Asymptotic behaviour and existence of positive solutions for mixed local nonlocal elliptic equations with Hardy potential
Shammi Malhotra, Sarika Goyal, K. Sreenadh
TL;DR
This work investigates a mixed local–nonlocal elliptic equation with Hardy potential, combining $- abla u$ and $(-\Delta)^s u$ and a singular weight $|x|^{-2}$ in a bounded domain. A key idea is a ground-state–type transformation $u(x)=|x|^{-d}w(x)$ with $d=\sqrt{\bar{\mu}}-\sqrt{\bar{\mu}-\mu}$ that yields a weighted, radial framework and enables a Harnack inequality, uniform bounds, and precise asymptotics $u(x) \sim C|x|^{-d}$ near the origin. The paper then develops a comprehensive existence theory across three regimes: linear ($p=2$) with a threshold phenomenon, superlinear ($p\in(2,2^*)$) via Mountain Pass, and sublinear ($p\in(1,2)$) with multiplicity and minimal-solution analysis, including a sharp blow-up analysis for minimizers. These results extend Brezis–Nirenberg-type theory to mixed local–nonlocal operators with Hardy potential and provide detailed asymptotics, variational thresholds, and multiplicity results relevant to models with diffusion and jumps.
Abstract
We investigate the existence and multiplicity of positive solutions to the following problem driven by the superposition of the Laplacian and the fractional Laplacian with Hardy potential \begin{equation*} \left\{ \begin{aligned} -Δu + (-Δ)^s u - μ\frac{u}{|x|^2} &= λ|u|^{p-2} u + |u|^{2^*-2} u \quad \text{in } Ω\subset \mathbb{R}^N, u &= 0 \quad \text{in } \mathbb{R}^N \setminus Ω, \end{aligned} \right. \end{equation*} where $ Ω\subset \mathbb{R}^N $ is a bounded domain with smooth boundary, $ 0 < s < 1 $, $ 1 < p < 2^* $, with $ 2^* = \frac{2N}{N-2} $, $ λ> 0 $, and $ μ\in (0, \barμ) $ where $\bar μ= \left( \frac{N-2}{2} \right)^2$. The aim of this paper is twofold.
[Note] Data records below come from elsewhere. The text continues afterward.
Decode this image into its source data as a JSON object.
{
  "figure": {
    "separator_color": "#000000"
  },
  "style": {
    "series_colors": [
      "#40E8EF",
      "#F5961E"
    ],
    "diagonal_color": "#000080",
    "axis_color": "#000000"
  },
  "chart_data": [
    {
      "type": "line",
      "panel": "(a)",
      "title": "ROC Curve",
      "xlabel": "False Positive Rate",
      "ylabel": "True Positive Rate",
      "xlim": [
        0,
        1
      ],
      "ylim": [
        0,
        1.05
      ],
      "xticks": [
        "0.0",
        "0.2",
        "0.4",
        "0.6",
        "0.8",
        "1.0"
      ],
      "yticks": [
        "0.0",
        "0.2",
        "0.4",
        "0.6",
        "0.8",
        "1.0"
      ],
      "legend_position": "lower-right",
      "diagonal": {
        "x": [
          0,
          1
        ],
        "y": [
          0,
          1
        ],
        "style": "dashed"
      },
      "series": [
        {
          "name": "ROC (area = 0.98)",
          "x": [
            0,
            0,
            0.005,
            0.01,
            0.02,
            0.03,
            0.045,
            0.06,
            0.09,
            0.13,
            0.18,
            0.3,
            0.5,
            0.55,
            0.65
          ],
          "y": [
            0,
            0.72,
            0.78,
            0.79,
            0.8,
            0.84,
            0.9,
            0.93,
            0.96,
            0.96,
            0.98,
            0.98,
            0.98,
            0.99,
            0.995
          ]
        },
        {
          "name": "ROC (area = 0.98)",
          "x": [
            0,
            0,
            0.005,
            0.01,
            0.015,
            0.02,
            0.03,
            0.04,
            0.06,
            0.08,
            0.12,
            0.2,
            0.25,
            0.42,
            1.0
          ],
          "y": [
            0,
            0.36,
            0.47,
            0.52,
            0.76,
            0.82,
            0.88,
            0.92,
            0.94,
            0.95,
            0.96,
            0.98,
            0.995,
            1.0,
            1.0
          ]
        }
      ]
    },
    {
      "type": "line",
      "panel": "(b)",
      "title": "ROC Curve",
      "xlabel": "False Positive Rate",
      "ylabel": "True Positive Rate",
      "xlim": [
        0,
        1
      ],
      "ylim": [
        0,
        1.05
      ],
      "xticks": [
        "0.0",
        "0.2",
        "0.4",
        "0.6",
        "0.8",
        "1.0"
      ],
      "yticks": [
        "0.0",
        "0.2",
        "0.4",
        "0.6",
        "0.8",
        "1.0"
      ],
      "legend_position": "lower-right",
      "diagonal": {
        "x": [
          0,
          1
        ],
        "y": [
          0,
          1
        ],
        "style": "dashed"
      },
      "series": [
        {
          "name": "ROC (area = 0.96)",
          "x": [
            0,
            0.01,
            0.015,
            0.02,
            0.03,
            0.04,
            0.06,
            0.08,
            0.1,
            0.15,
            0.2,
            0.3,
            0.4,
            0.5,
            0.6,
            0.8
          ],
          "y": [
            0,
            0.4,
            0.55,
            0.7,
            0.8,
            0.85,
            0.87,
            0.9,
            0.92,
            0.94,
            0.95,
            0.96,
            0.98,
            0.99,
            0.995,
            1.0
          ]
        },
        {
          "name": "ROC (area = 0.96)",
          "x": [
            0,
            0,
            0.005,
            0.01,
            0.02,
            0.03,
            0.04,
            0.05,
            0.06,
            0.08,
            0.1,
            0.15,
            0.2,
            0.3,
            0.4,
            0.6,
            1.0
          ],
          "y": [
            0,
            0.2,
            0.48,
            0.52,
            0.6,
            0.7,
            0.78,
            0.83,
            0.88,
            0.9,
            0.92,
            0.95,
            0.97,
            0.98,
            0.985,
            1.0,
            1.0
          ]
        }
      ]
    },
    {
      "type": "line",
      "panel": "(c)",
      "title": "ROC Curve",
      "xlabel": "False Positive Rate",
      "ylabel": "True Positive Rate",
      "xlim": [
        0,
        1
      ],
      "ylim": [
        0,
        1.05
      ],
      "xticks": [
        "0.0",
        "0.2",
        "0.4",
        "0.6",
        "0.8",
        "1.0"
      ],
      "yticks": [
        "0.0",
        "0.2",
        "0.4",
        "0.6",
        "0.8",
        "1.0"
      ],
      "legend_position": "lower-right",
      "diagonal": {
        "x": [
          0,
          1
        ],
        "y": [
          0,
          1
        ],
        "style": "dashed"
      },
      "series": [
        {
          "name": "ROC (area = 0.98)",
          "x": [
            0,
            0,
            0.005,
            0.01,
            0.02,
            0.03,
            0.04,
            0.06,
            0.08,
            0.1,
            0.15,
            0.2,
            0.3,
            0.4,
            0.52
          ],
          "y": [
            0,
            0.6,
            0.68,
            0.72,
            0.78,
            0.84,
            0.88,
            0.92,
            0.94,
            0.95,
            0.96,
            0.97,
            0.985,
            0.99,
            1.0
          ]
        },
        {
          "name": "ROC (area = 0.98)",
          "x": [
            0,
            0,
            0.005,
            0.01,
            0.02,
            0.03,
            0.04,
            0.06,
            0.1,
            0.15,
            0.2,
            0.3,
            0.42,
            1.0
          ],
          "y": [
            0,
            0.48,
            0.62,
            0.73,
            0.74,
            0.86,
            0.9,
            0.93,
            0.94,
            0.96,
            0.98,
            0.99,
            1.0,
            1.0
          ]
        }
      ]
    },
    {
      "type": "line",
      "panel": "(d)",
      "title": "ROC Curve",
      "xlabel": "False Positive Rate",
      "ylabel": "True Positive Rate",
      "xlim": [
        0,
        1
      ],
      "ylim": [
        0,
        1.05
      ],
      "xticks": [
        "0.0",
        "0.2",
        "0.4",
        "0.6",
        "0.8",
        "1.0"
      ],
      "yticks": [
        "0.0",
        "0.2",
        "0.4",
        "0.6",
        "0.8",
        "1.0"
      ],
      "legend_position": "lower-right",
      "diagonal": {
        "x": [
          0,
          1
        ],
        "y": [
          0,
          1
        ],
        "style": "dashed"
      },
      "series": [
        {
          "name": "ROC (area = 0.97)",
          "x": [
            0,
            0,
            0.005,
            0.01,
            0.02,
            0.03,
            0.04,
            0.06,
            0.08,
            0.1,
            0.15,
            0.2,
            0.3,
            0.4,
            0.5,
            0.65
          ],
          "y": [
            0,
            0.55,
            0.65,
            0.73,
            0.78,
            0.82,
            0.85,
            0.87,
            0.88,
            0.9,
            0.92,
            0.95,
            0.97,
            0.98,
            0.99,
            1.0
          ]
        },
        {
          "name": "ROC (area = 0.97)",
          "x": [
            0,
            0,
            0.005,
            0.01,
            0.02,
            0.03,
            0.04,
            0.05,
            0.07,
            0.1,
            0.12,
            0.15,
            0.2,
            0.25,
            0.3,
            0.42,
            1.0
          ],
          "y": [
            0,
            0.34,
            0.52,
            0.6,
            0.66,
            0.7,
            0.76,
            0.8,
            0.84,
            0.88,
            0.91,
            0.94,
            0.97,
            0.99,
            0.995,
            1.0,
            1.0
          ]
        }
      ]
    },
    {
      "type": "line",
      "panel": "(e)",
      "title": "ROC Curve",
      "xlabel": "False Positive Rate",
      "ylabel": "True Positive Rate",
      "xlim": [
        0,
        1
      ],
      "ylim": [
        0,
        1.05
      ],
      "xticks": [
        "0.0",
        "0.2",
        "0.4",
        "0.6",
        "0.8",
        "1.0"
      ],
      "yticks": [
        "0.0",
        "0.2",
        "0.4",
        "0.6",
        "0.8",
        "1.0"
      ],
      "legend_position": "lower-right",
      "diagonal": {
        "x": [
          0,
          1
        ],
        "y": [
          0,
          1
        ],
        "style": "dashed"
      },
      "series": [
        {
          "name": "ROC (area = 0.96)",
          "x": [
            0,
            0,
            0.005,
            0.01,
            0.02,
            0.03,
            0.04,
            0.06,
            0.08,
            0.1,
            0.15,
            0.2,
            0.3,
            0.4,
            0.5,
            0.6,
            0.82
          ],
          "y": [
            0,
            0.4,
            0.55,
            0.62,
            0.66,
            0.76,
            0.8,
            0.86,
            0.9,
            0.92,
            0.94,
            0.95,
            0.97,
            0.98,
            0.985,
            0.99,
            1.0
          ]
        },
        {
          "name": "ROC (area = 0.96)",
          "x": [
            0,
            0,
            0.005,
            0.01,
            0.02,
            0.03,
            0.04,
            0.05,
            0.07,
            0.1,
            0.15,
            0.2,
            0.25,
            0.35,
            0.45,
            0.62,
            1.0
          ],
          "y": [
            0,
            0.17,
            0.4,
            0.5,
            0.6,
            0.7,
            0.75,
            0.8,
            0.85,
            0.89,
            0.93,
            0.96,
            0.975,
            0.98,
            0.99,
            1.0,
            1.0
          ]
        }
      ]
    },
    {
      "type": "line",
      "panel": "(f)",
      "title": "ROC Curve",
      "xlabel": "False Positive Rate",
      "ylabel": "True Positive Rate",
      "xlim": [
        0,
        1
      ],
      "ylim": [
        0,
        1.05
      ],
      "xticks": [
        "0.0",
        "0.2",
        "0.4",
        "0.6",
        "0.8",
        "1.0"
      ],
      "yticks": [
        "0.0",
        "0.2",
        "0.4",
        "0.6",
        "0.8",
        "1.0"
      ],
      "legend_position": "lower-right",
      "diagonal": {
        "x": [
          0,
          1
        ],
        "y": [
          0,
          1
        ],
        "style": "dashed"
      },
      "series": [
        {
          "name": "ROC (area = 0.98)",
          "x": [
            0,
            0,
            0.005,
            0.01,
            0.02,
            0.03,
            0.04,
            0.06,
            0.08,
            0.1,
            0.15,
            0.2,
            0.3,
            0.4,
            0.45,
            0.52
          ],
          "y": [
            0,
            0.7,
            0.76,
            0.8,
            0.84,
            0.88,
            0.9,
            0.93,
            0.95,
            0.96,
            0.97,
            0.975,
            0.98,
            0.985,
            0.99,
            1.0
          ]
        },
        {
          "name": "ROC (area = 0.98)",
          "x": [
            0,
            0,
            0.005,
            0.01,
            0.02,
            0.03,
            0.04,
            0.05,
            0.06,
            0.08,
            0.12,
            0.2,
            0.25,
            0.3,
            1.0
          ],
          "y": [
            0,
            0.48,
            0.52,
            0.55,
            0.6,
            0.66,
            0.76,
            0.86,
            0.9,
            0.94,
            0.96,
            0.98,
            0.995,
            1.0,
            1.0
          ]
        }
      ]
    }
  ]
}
First, we establish uniform asymptotic estimates for solutions of the problem by means of a suitable transformation. Then, according to the value of the exponent $p$, we analyze three distinct cases and prove the existence of a positive solution. Moreover, in the sublinear regime $1 < p < 2$, we demonstrate the existence of multiple positive solutions for small perturbations of the fractional Laplacian.